Disidentes secuestran a cuatro menores en parque rural de Jamundí
Un hecho de violencia que ha conmocionado a la comunidad de Jamundí, en el departamento del Valle del Cauca, ocurrió durante la tarde del 15 de abril, cuando hombres armados pertenecientes a las disidencias de las Farc irrumpieron en el parque de la zona Villa Paz, ubicada en el área rural del municipio, y se llevaron por la fuerza a cuatro menores de edad.
El drama del secuestro
Los testigos del evento, entre los que se encuentran líderes comunitarios y habitantes de la zona, confirmaron que los menores fueron obligados a subir a un vehículo por parte de los disidentes, quienes actúan bajo las órdenes del cabecilla conocido como 'Iván Mordisco'. El destino de los niños y adolescentes permanece desconocido, generando una angustia profunda en sus familias.
Las familias afectadas han expresado públicamente su dolor y desesperación, clamando por la liberación inmediata de sus seres queridos. "Nos arrancaron a nuestros hijos", declaró uno de los padres, quien prefirió mantener el anonimato por temor a represalias.
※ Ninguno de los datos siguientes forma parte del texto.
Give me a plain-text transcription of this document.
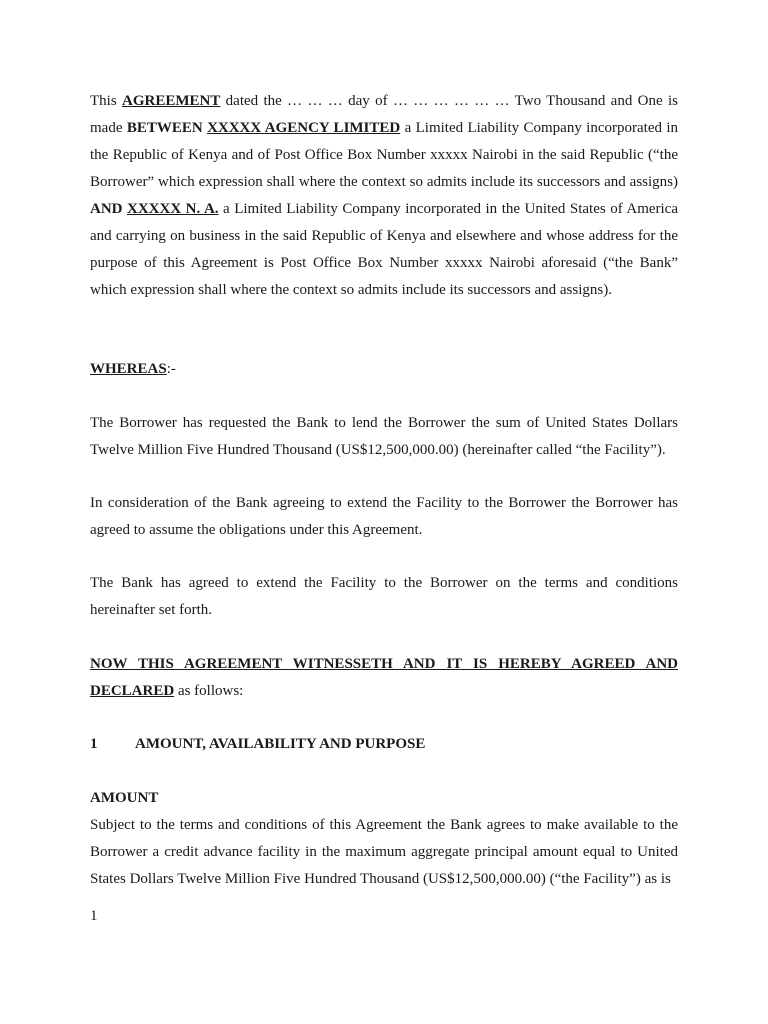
This AGREEMENT dated the … … … day of … … … … … … Two Thousand and One is made BETWEEN XXXXX AGENCY LIMITED a Limited Liability Company incorporated in the Republic of Kenya and of Post Office Box Number xxxxx Nairobi in the said Republic (“the Borrower” which expression shall where the context so admits include its successors and assigns) AND XXXXX N. A. a Limited Liability Company incorporated in the United States of America and carrying on business in the said Republic of Kenya and elsewhere and whose address for the purpose of this Agreement is Post Office Box Number xxxxx Nairobi aforesaid (“the Bank” which expression shall where the context so admits include its successors and assigns).

WHEREAS:-

The Borrower has requested the Bank to lend the Borrower the sum of United States Dollars Twelve Million Five Hundred Thousand (US$12,500,000.00) (hereinafter called “the Facility”).

In consideration of the Bank agreeing to extend the Facility to the Borrower the Borrower has agreed to assume the obligations under this Agreement.

The Bank has agreed to extend the Facility to the Borrower on the terms and conditions hereinafter set forth.

NOW THIS AGREEMENT WITNESSETH AND IT IS HEREBY AGREED AND DECLARED as follows:

1	AMOUNT, AVAILABILITY AND PURPOSE

AMOUNT

Subject to the terms and conditions of this Agreement the Bank agrees to make available to the Borrower a credit advance facility in the maximum aggregate principal amount equal to United States Dollars Twelve Million Five Hundred Thousand (US$12,500,000.00) (“the Facility”) as is

1
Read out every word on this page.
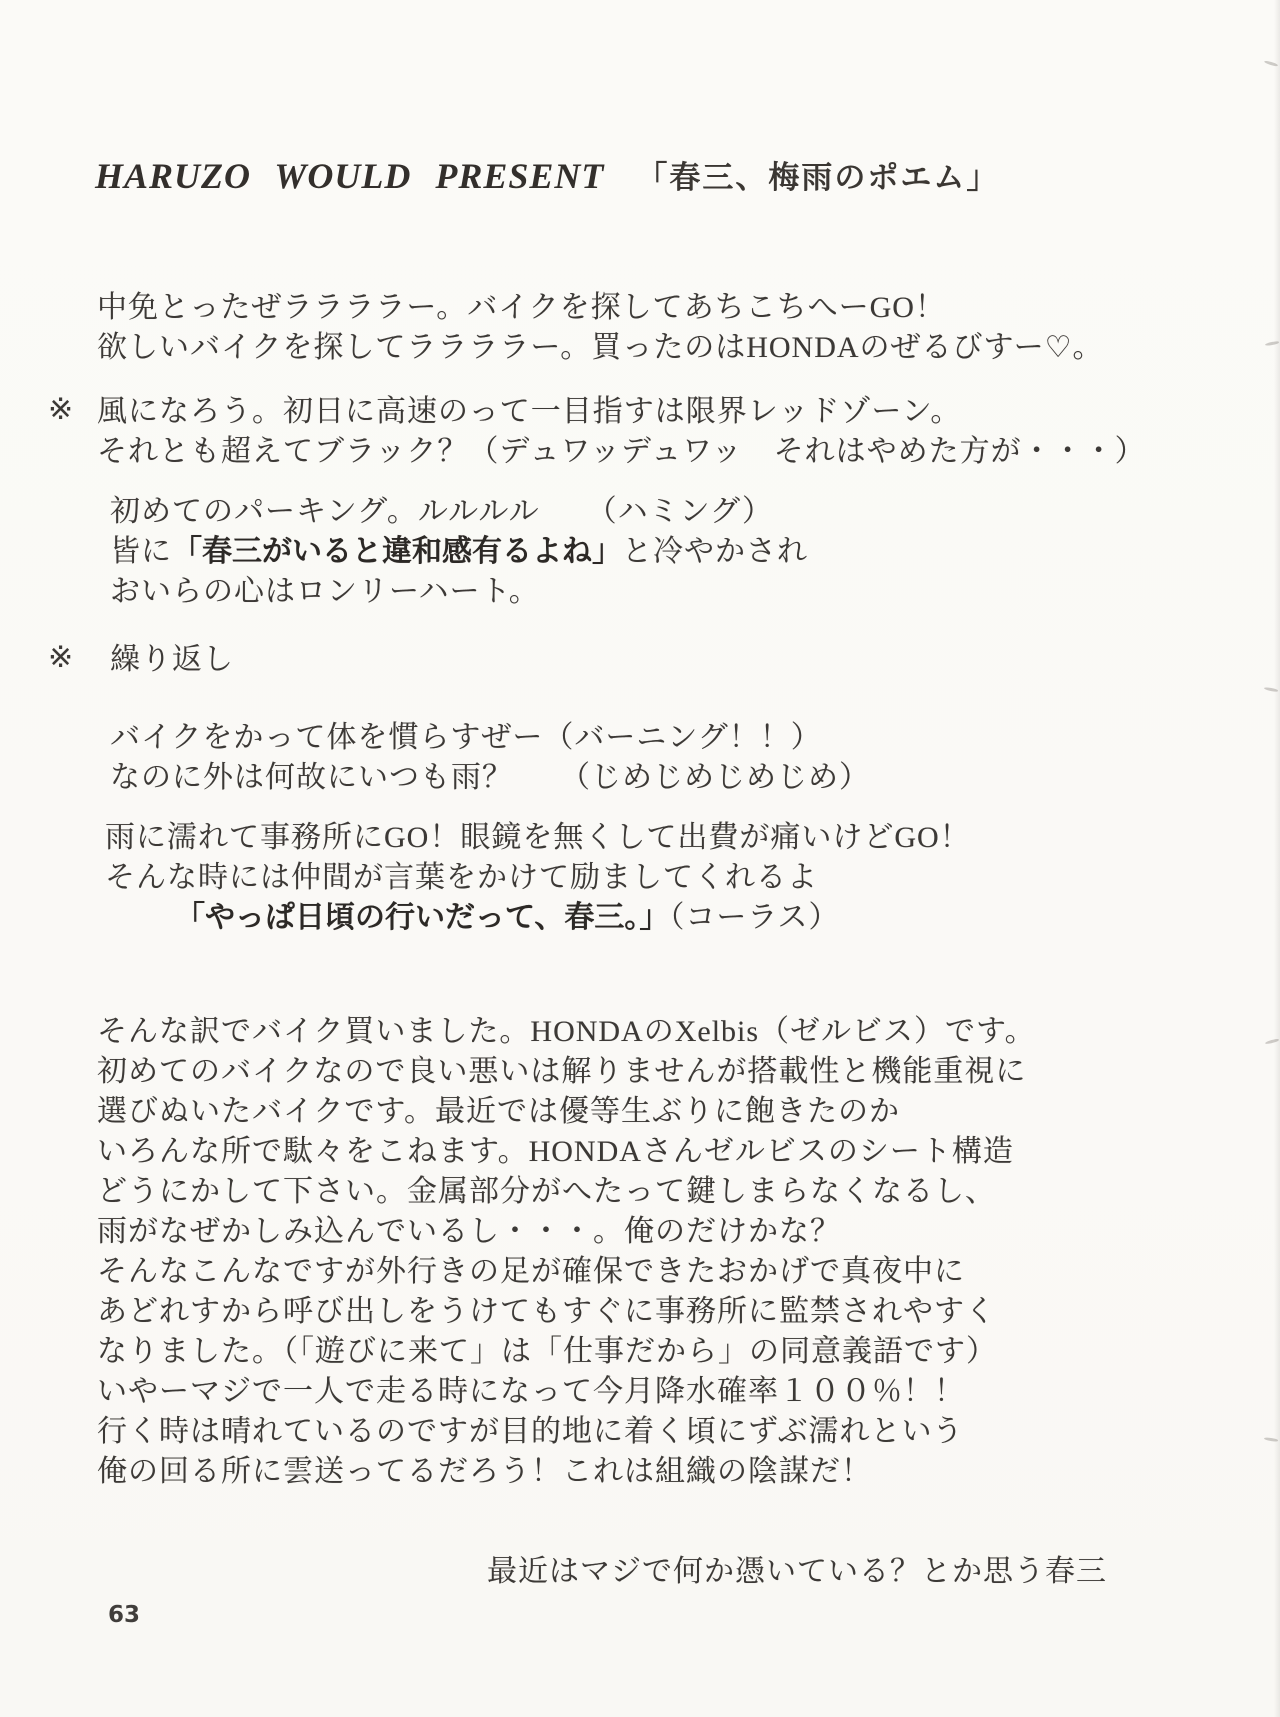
HARUZO WOULD PRESENT 「春三、梅雨のポエム」
中免とったぜララララー。バイクを探してあちこちへーGO！
欲しいバイクを探してララララー。買ったのはHONDAのぜるびすー♡。
※ 風になろう。初日に高速のって一目指すは限界レッドゾーン。
それとも超えてブラック？（デュワッデュワッ　それはやめた方が・・・）
初めてのパーキング。ルルルル　　（ハミング）
皆に「春三がいると違和感有るよね」と冷やかされ
おいらの心はロンリーハート。
※ 繰り返し
バイクをかって体を慣らすぜー（バーニング！！）
なのに外は何故にいつも雨？　　（じめじめじめじめ）
雨に濡れて事務所にGO！眼鏡を無くして出費が痛いけどGO！
そんな時には仲間が言葉をかけて励ましてくれるよ
「やっぱ日頃の行いだって、春三。」（コーラス）
そんな訳でバイク買いました。HONDAのXelbis（ゼルビス）です。
初めてのバイクなので良い悪いは解りませんが搭載性と機能重視に
選びぬいたバイクです。最近では優等生ぶりに飽きたのか
いろんな所で駄々をこねます。HONDAさんゼルビスのシート構造
どうにかして下さい。金属部分がへたって鍵しまらなくなるし、
雨がなぜかしみ込んでいるし・・・。俺のだけかな？
そんなこんなですが外行きの足が確保できたおかげで真夜中に
あどれすから呼び出しをうけてもすぐに事務所に監禁されやすく
なりました。（「遊びに来て」は「仕事だから」の同意義語です）
いやーマジで一人で走る時になって今月降水確率１００％！！
行く時は晴れているのですが目的地に着く頃にずぶ濡れという
俺の回る所に雲送ってるだろう！これは組織の陰謀だ！
最近はマジで何か憑いている？とか思う春三
63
Hasta la madrugada del 16 de abril, las familias buscaban desesperadamente alguna forma de conmover a los disidentes para que devolvieran a los menores.
El miedo y el silencio
El miedo ha paralizado a la comunidad, ya que existe un temor generalizado a que los disidentes tomen represalias contra las familias o contra los propios menores secuestrados. Este temor ha llevado a que muchos guardaran silencio inicialmente, preocupados de que cualquier acción pudiera poner en mayor riesgo a los niños, quienes podrían ser reclutados forzosamente en las filas del grupo armado.
La filtración de la noticia del plagio a las autoridades ha incrementado la ansiedad entre las familias, quienes temen que los disidentes puedan actuar con violencia en respuesta. La situación refleja una problemática más amplia en la región, donde el reclutamiento forzado de menores por parte de grupos armados sigue siendo una realidad dolorosa.
Contexto regional
Este incidente se enmarca en un patrón de violencia que afecta a varias zonas rurales de Colombia, donde grupos disidentes aprovechan la vulnerabilidad de las comunidades para fortalecer sus filas. El secuestro de menores no solo viola los derechos humanos fundamentales, sino que también deja cicatrices profundas en las familias y en la sociedad en general.
Las autoridades locales y nacionales han sido alertadas sobre el caso, aunque hasta el momento no se han reportado avances significativos en la búsqueda de los menores. La comunidad de Jamundí espera con ansias una respuesta que garantice la seguridad y el regreso de los cuatro niños y adolescentes a sus hogares.